Metastasis and the Primary Tumor Were Barely Indistinguishable in a Patient with Pulmonary Choriocarcinoma: a Case Report

Abstract

Background. In female patients, choriocarcinoma most commonly occurs from the trophoblasts and is associated with gestation. Primary pulmonary choriocarcinomas are very rare. We herein report a case of pulmonary choriocarcinoma in which the primary tumor was barely distinguishable from a metastatic tumor. Case. A 36-year-old woman who underwent an induced abortion due to a partial hydatidiform mole between two normal pregnancies was referred to our hospital because of a well-defined mass shadow (26×21 mm) in the lower lobe of the right lung. She developed amenorrhea one month later, and a pregnancy test was positive. She was referred for a gynecological examination at our hospital on the suspicion of an extrauterine pregnancy after a sonographic examination did not reveal an embryo. Although a high serum level of human chorionic gonadotrophin (hCG) was found, a gynecological examination revealed no pelvic abnormalities. Tumor enlargement was found on a chest roentgenogram two months later (31×25 mm). Bronchofiberoscopy did reveal any malignancy. The high uptake of FDG in the tumor was observed on PET-CT. A malignant tumor was strongly suspected; thus, lower lobectomy of the right lung was performed. The tumor was microscopically and immunohistochemically diagnosed as a choriocarcinoma.
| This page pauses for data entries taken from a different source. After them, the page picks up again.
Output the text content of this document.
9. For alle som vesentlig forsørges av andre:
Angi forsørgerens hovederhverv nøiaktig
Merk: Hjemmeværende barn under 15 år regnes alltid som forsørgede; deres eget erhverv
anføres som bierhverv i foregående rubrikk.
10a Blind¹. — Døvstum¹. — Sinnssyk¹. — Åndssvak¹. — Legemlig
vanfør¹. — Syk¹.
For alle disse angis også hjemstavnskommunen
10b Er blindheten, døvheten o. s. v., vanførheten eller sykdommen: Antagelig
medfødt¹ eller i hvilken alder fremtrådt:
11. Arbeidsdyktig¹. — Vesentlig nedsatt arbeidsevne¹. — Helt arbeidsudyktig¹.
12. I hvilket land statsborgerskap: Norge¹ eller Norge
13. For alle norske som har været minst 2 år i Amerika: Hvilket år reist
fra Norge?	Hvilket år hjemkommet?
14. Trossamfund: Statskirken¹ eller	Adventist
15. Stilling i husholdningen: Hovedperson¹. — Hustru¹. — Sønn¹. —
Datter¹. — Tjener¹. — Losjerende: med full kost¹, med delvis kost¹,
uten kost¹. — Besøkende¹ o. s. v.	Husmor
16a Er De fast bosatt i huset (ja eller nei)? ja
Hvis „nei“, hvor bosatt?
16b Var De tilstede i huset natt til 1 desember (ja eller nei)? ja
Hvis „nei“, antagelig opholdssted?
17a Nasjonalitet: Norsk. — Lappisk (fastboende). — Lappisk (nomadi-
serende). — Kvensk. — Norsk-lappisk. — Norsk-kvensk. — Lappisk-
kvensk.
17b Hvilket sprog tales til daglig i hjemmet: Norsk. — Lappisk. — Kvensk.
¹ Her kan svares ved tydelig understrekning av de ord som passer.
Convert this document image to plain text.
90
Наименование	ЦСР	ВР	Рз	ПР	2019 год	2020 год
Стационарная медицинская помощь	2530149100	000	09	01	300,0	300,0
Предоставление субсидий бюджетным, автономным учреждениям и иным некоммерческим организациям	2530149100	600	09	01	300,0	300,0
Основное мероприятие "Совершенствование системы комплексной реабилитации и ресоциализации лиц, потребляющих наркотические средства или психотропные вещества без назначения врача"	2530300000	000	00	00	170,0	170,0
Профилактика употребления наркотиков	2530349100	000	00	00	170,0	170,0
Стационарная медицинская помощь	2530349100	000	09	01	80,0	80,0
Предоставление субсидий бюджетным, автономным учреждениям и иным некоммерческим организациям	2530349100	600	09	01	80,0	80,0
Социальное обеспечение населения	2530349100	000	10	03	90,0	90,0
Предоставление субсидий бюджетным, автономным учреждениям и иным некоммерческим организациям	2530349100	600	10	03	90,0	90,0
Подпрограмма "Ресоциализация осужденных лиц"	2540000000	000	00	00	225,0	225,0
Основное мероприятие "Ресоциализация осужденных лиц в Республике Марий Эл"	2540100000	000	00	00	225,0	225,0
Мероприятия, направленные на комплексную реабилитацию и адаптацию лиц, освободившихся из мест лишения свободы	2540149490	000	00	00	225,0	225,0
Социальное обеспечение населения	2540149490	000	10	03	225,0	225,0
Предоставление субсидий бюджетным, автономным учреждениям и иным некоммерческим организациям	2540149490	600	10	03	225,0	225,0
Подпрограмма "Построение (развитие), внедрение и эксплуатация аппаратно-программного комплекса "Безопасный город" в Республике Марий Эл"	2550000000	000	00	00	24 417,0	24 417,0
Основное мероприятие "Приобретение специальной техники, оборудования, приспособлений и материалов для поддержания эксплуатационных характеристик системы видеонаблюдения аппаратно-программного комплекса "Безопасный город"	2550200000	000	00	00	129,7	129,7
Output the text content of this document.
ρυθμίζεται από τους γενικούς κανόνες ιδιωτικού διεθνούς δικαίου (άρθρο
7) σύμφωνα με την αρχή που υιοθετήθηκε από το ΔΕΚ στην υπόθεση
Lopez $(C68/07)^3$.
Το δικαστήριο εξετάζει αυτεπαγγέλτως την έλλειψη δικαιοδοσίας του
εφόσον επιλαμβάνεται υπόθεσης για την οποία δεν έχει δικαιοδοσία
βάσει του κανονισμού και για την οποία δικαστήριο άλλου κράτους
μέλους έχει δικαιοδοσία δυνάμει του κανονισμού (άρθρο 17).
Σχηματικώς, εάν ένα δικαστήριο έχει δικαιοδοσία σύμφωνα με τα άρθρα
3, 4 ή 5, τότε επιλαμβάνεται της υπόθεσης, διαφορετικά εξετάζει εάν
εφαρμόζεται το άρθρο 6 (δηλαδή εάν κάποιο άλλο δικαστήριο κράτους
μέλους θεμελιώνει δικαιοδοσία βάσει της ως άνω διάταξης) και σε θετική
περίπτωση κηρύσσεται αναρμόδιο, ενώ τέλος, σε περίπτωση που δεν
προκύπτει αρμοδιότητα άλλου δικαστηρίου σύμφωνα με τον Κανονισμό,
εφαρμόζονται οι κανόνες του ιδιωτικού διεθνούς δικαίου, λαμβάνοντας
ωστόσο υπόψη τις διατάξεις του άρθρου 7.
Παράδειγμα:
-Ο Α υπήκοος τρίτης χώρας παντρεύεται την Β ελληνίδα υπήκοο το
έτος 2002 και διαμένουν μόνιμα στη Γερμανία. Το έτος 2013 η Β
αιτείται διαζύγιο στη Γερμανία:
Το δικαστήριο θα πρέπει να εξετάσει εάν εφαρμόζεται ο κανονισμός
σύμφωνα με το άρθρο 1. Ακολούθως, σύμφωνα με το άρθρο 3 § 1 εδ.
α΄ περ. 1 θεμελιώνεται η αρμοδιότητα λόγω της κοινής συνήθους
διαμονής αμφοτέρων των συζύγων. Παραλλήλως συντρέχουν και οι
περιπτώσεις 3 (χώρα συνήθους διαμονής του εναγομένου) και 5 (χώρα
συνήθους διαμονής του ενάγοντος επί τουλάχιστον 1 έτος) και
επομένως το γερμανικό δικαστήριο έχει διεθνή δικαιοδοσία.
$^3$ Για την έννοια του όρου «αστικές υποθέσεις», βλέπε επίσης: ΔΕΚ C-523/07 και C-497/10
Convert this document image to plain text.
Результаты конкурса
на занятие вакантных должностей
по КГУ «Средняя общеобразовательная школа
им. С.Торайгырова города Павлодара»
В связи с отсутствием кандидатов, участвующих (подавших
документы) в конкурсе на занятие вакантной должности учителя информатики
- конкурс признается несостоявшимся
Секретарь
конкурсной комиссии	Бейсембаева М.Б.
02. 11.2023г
The postoperative serum hCG level dropped to normal levels, and adjuvant chemotherapy consisting of methotrexate, etoposide and actinomycin D was administered three times. Recurrence has not been observed in the year after surgery. The tumor was first diagnosed as being metastasis from the hydatidiform mole. It was difficult to diagnose as a primary pulmonary choriocarcinoma because there were no other tumors in the lung, and there were no apparent primary lesions in the pelvic cavity. We clinically concluded that the tumor was derived from trophoblasts, because the low frequency of primary pulmonary choriocarcinoma as well as her history of pregnancy. Thus, the tumor was considered to have originated from the chorionic tissue in normal pregnancy, not from the hydatidiform mole, due to the normal serum hCG level after the abortion of the mole.